Anderson finished his career with 4,696 rushing yards, 209 receptions for 2,548 yards, 15 punt returns for 222 yards, and 34 kickoff returns for 759 yards. He scored 56 total touchdowns (41 rushing, 14 receiving, one punt return). He was inducted into the Green Bay Packers Hall of Fame in 1983.

===Punter===
While with the Packers under head coach Vince Lombardi, Anderson originated the concept of hang time in punting. Until Anderson, punters typically strove for maximum distance, with the NFL's leaders usually averaging 45 or more yards a punt. Punt returns varied, with an average of perhaps five yards per return. In 1967, the left-footed Anderson worked instead at punting the ball higher, shortening the distance traveled, but increasing the ball's time in the air, allowing better coverage by his team on the punt return. Green Bay punted 66 times that year, 63 of them by Anderson; opponents were able to return only 13 of them for a total of 22 yards, or about one-third yard (one foot) per punt.

Anderson had a total of 387 punts for 15,326 yards.

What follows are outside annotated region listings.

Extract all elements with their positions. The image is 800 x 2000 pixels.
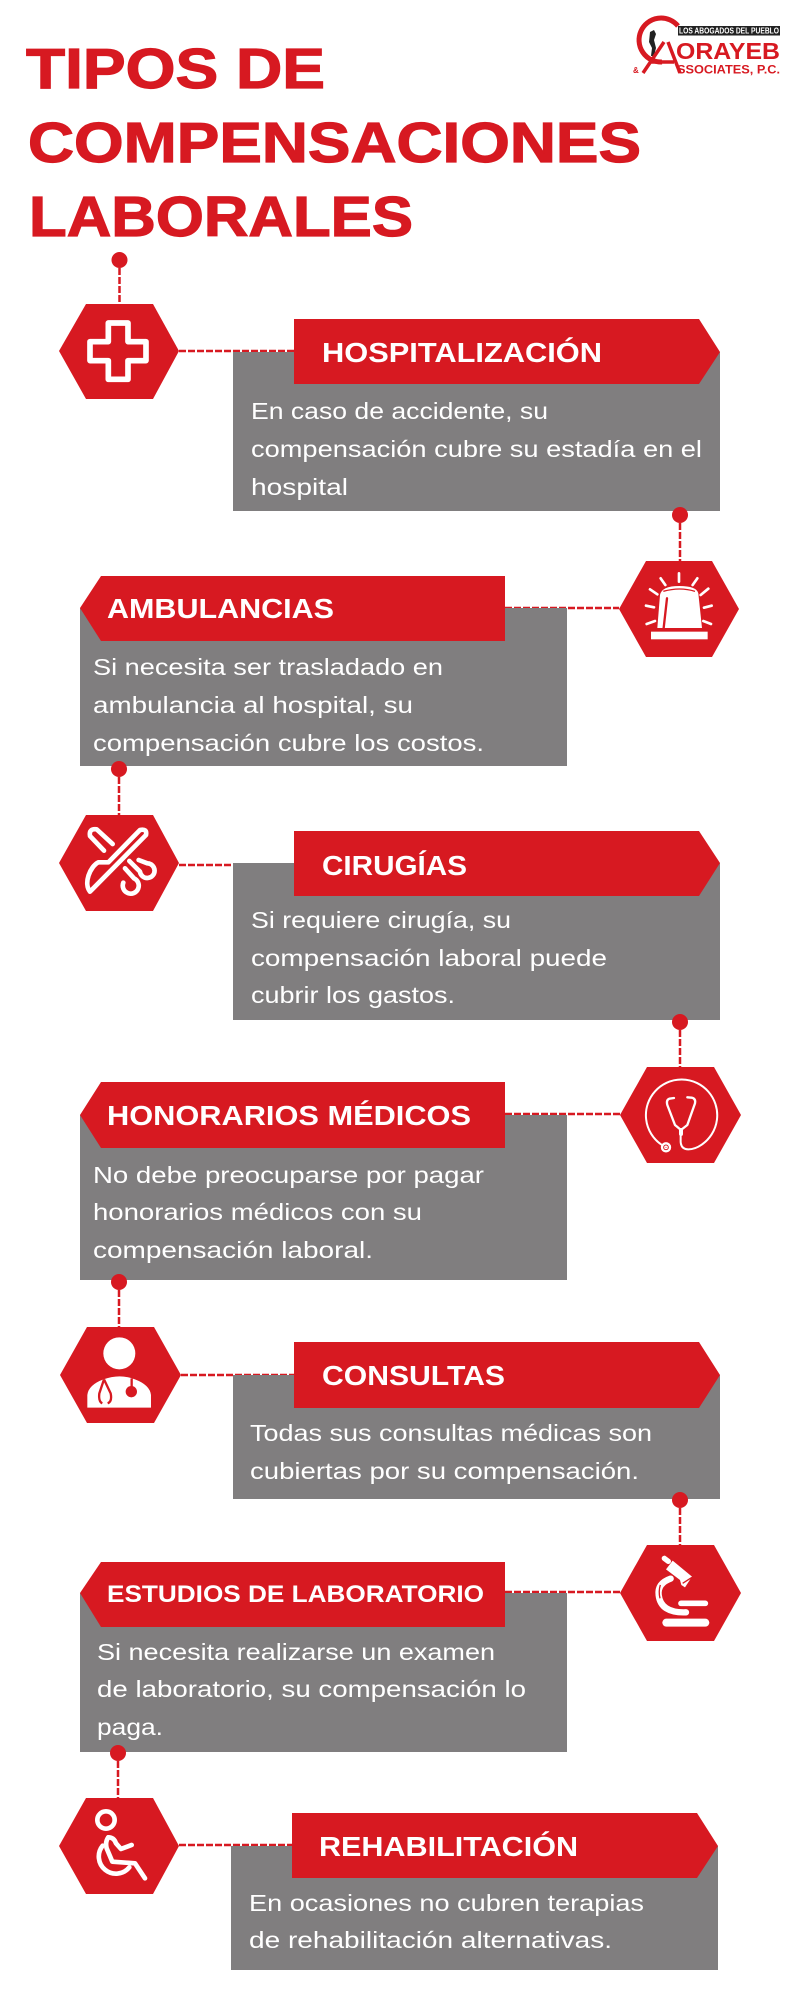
- text block: rehabilitación: [249, 1890, 644, 1953]
- panel: consultas body: [233, 1375, 720, 1499]
- logo: Gorayeb & Associates: &: [633, 66, 639, 75]
- connector: [179, 864, 294, 866]
- heading ribbon: honorarios médicos: HONORARIOS MÉDICOS: [107, 1100, 471, 1131]
- text block: cirugías: cubrir los gastos.: [251, 982, 455, 1008]
- heading ribbon: hospitalización: HOSPITALIZACIÓN: [322, 337, 602, 368]
- connector: [505, 1113, 620, 1115]
- heading ribbon: consultas: CONSULTAS: [322, 1360, 505, 1391]
- heading ribbon: cirugías: [294, 831, 720, 896]
- text block: rehabilitación: de rehabilitación alternativas.: [249, 1927, 612, 1953]
- connector: [505, 1591, 620, 1593]
- text block: ambulancias: [93, 654, 484, 756]
- step 6: estudios de laboratorio: [80, 1545, 741, 1752]
- text block: cirugías: [251, 907, 607, 1008]
- panel: estudios de laboratorio body: [80, 1593, 567, 1752]
- heading ribbon: honorarios médicos: [80, 1082, 505, 1148]
- step 2: ambulancias: [80, 561, 739, 766]
- title: LABORALES: [29, 185, 413, 249]
- title: TIPOS DE: [26, 37, 325, 101]
- icon: microscope: [620, 1545, 741, 1641]
- text block: honorarios médicos: compensación laboral.: [93, 1237, 373, 1263]
- text block: cirugías: compensación laboral puede: [251, 945, 607, 971]
- panel: cirugías body: [233, 863, 720, 1020]
- heading ribbon: rehabilitación: [292, 1813, 718, 1878]
- text block: estudios de laboratorio: paga.: [97, 1714, 163, 1740]
- connector: [179, 350, 294, 352]
- step 4: honorarios médicos: [80, 1067, 741, 1280]
- text block: honorarios médicos: [93, 1162, 484, 1263]
- panel: honorarios médicos body: [80, 1115, 567, 1280]
- connector: [181, 1374, 294, 1376]
- logo: Gorayeb & Associates: LOS ABOGADOS DEL PUEBLO: [679, 27, 779, 36]
- dot and connector 7: [110, 1745, 126, 1798]
- dot and connector 5: [111, 1274, 127, 1327]
- dot and connector 3: [111, 761, 127, 815]
- title: COMPENSACIONES: [28, 111, 641, 175]
- connector: [505, 607, 619, 609]
- logo: Gorayeb & Associates: SSOCIATES, P.C.: [677, 62, 780, 76]
- text block: honorarios médicos: No debe preocuparse por pagar: [93, 1162, 484, 1188]
- connector: [179, 1844, 292, 1846]
- heading ribbon: ambulancias: AMBULANCIAS: [107, 593, 334, 624]
- text block: hospitalización: En caso de accidente, su: [251, 398, 548, 424]
- heading ribbon: consultas: [294, 1342, 720, 1408]
- icon: doctor: [60, 1327, 181, 1423]
- panel: hospitalización body: [233, 352, 720, 511]
- panel: ambulancias body: [80, 608, 567, 766]
- icon: stethoscope: [620, 1067, 741, 1163]
- dot and connector 4: [672, 1014, 688, 1067]
- text block: consultas: [250, 1420, 652, 1484]
- text block: consultas: cubiertas por su compensación.: [250, 1458, 639, 1484]
- text block: consultas: Todas sus consultas médicas son: [250, 1420, 652, 1446]
- heading ribbon: estudios de laboratorio: ESTUDIOS DE LABORATORIO: [107, 1581, 484, 1608]
- dot and connector 2: [672, 507, 688, 561]
- text block: estudios de laboratorio: de laboratorio, su compensación lo: [97, 1676, 526, 1702]
- logo: Gorayeb & Associates: ORAYEB: [676, 38, 780, 64]
- step 7: rehabilitación: [59, 1798, 718, 1970]
- logo: Gorayeb & Associates: [633, 18, 780, 76]
- text block: hospitalización: hospital: [251, 474, 348, 500]
- text block: honorarios médicos: honorarios médicos con su: [93, 1199, 422, 1225]
- heading ribbon: ambulancias: [80, 576, 505, 641]
- text block: hospitalización: compensación cubre su estadía en el: [251, 436, 702, 462]
- heading ribbon: rehabilitación: REHABILITACIÓN: [319, 1831, 578, 1862]
- icon: siren beacon: [619, 561, 739, 657]
- title: [26, 37, 641, 249]
- text block: ambulancias: Si necesita ser trasladado en: [93, 654, 443, 680]
- panel: rehabilitación body: [231, 1846, 718, 1970]
- start dot and connector: [112, 252, 128, 304]
- text block: ambulancias: compensación cubre los costos.: [93, 730, 484, 756]
- text block: rehabilitación: En ocasiones no cubren terapias: [249, 1890, 644, 1916]
- text block: hospitalización: [251, 398, 702, 500]
- dot and connector 6: [672, 1492, 688, 1545]
- step 3: cirugías: [59, 815, 720, 1020]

Lombardi explained the concept to sportswriters who questioned why he did not try to find a better punter than Anderson, who averaged only 36.6 yards per punt that year. Lombardi pointed out the lack of return yardage. Other punters soon followed Anderson, working for greater hang time. Eventually, the NFL changed its rules governing punt coverage, to increase the ability to return punts.

==NFL career statistics==

Legend
|  | Won the Super Bowl |
|  | Led the league |
| Bold | Career high |

===Regular season===

| Year | Team | Games |  | Rushing |  |  |  |  | Receiving |  |  |  |  |
| GP | GS | Att | Yds | Avg | Lng | TD | Rec | Yds | Avg | Lng | TD |
| 1966 | GNB | 14 | 0 | 25 | 104 | 4.2 | 15 | 2 | 2 | 33 | 16.5 | 22 | 0 |
| 1967 | GNB | 14 | 5 | 97 | 402 | 4.1 | 40 | 6 | 22 | 331 | 15.0 | 37 | 3 |
| 1968 | GNB | 14 | 14 | 170 | 761 | 4.5 | 42 | 5 | 25 | 333 | 13.3 | 47 | 1 |
| 1969 | GNB | 14 | 8 | 87 | 288 | 3.3 | 16 | 1 | 14 | 308 | 22.0 | 51 | 1 |
| 1970 | GNB | 14 | 14 | 222 | 853 | 3.8 | 54 | 5 | 36 | 414 | 11.5 | 34 | 0 |
| 1971 | GNB | 14 | 13 | 186 | 757 | 4.1 | 31 | 5 | 26 | 306 | 11.8 | 39 | 1 |
| 1972 | STL | 14 | 13 | 153 | 536 | 3.5 | 19 | 4 | 28 | 298 | 10.6 | 56 | 2 |
| 1973 | STL | 14 | 13 | 167 | 679 | 4.1 | 54 | 10 | 41 | 409 | 10.0 | 44 | 3 |
| 1974 | STL | 14 | 1 | 90 | 316 | 3.5 | 16 | 3 | 15 | 116 | 7.7 | 25 | 3 |
|  |  | 126 | 81 | 1,197 | 4,696 | 3.9 | 54 | 41 | 209 | 2,548 | 12.2 | 56 | 14 |

===Playoffs===

| Year | Team | Games |  | Rushing |  |  |  |  | Receiving |  |  |  |  |
| GP | GS | Att | Yds | Avg | Lng | TD | Rec | Yds | Avg | Lng | TD |
| 1966 | GNB | 2 | 0 | 4 | 30 | 7.5 | 13 | 0 | 0 | 0 | 0.0 | 0 | 0 |
| 1967 | GNB | 3 | 3 | 44 | 135 | 3.1 | 18 | 1 | 8 | 92 | 11.5 | 25 | 0 |
| 1974 | STL | 1 | 0 | 0 | 0 | 0.0 | 0 | 0 | 0 | 0 | 0.0 | 0 | 0 |
|  |  | 6 | 3 | 48 | 165 | 3.4 | 18 | 1 | 8 | 92 | 11.5 | 25 | 0 |

==After football==
Following his retirement from the NFL, Anderson spent nearly two decades on the celebrity golf tour. As of 2017, Anderson lives in the Dallas area and stays busy with 10 grandchildren and his Dallas-based foundation, Winners for Life, that helps send at-risk kids to college.